To address this problem and facilitate data science training commensurate with the data now available for behavioral and social sciences research, a group of NIH-wide staff, led by Liz Ginexi at the OBSSR, identified the key behavioral and social science training needs in data science, identified the current support for this training by the NIH, and developed and released a request for applications (RFA) on Predoctoral Training in Advanced Data Analytics for Behavioral and Social Sciences Research (TADA-BSSR). The vision of the TADA-BSSR T32 initiative is to develop a cohort of specialized predoctoral candidates who possess advanced competencies in data science analytics to apply to an increasingly complex landscape of behavioral and social health-related big data. These predoctoral training programs were encouraged to integrate computer science, informatics, mathematics, and statistics into behavioral and social sciences research training.

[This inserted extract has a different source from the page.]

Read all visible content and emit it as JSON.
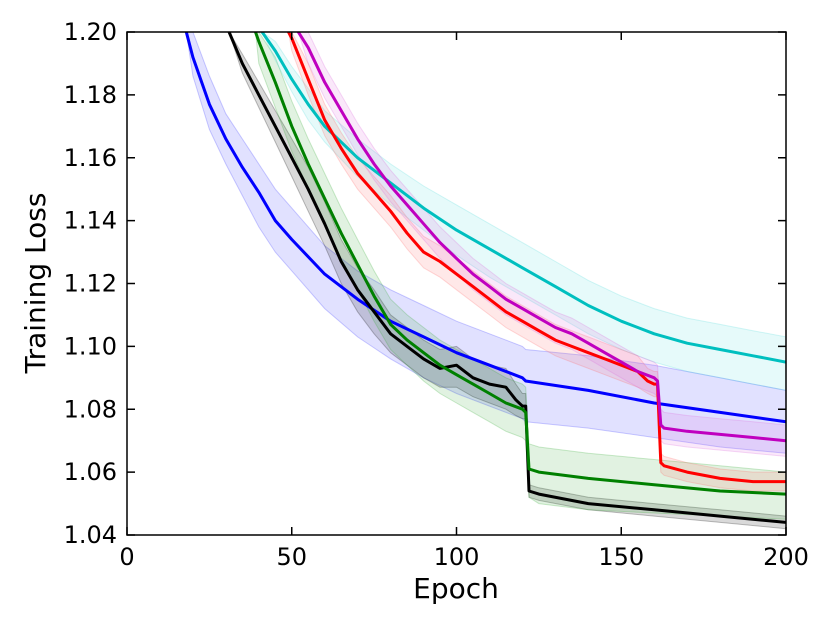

I’m excited to announce that eight TADA-BSSR T32 grants were recently awarded, and these programs will initiate training for their first cohort of diverse trainees this fall:
- University of Washington (PI: Sara Curran): Data Science Training in Demography and Population Health
- Stanford University (PI: Lorene Nelson): Stanford BSSR Pre-Doctoral Training Program at the Intersection of Data Sciences with Behavioral, Social, and Population Health Research
- University of California, Berkley (PI: David Harding): Computational Social Science Training Program
- University of California, San Diego (PI: Lucila Ohno-Machado): Advanced Data Analytics Training for Behavioral and Social Sciences Research.
- University of California, San Francisco (UCSF) (PI: Madellina Glymour): UCSF Data Science Training to Advance Behavioral and Social Science Expertise for Health Research (DaTABASE) Program
- Johns Hopkins University (PI: Elizabeth Stuart): Data Integration for Causal Inference in Behavioral Health
- University of Arkansas (PI: John Tilford): University of Arkansas for Medical Sciences—Arkansas Center for Health Disparities T32 Pre-doctoral Research Training Program
- Emory University (PI: Hannah Cooper): Training in Advanced Data Analytics to End Drug-Related Harms (TADA)
These programs have already begun curricula development and will expand and refine their curricula over the next few years. They also will work together, sharing resources, holding cross-program webinar trainings, and providing their students with access to the faculty expertise and trainings available at each of their programs. Next June, they will hold their first summit on Behavioral and Social Science Research Training in Advanced Data Analytics.
Our hope is that these vanguard programs will serve as a catalyst for more behavioral and social science training programs to make data analytics training a more central component of all behavioral and social sciences graduate training. Our students need to be skilled in the methods of data rich sciences if we are to utilize the wealth of data available to us to answer critically important questions of behavior, social systems, and health.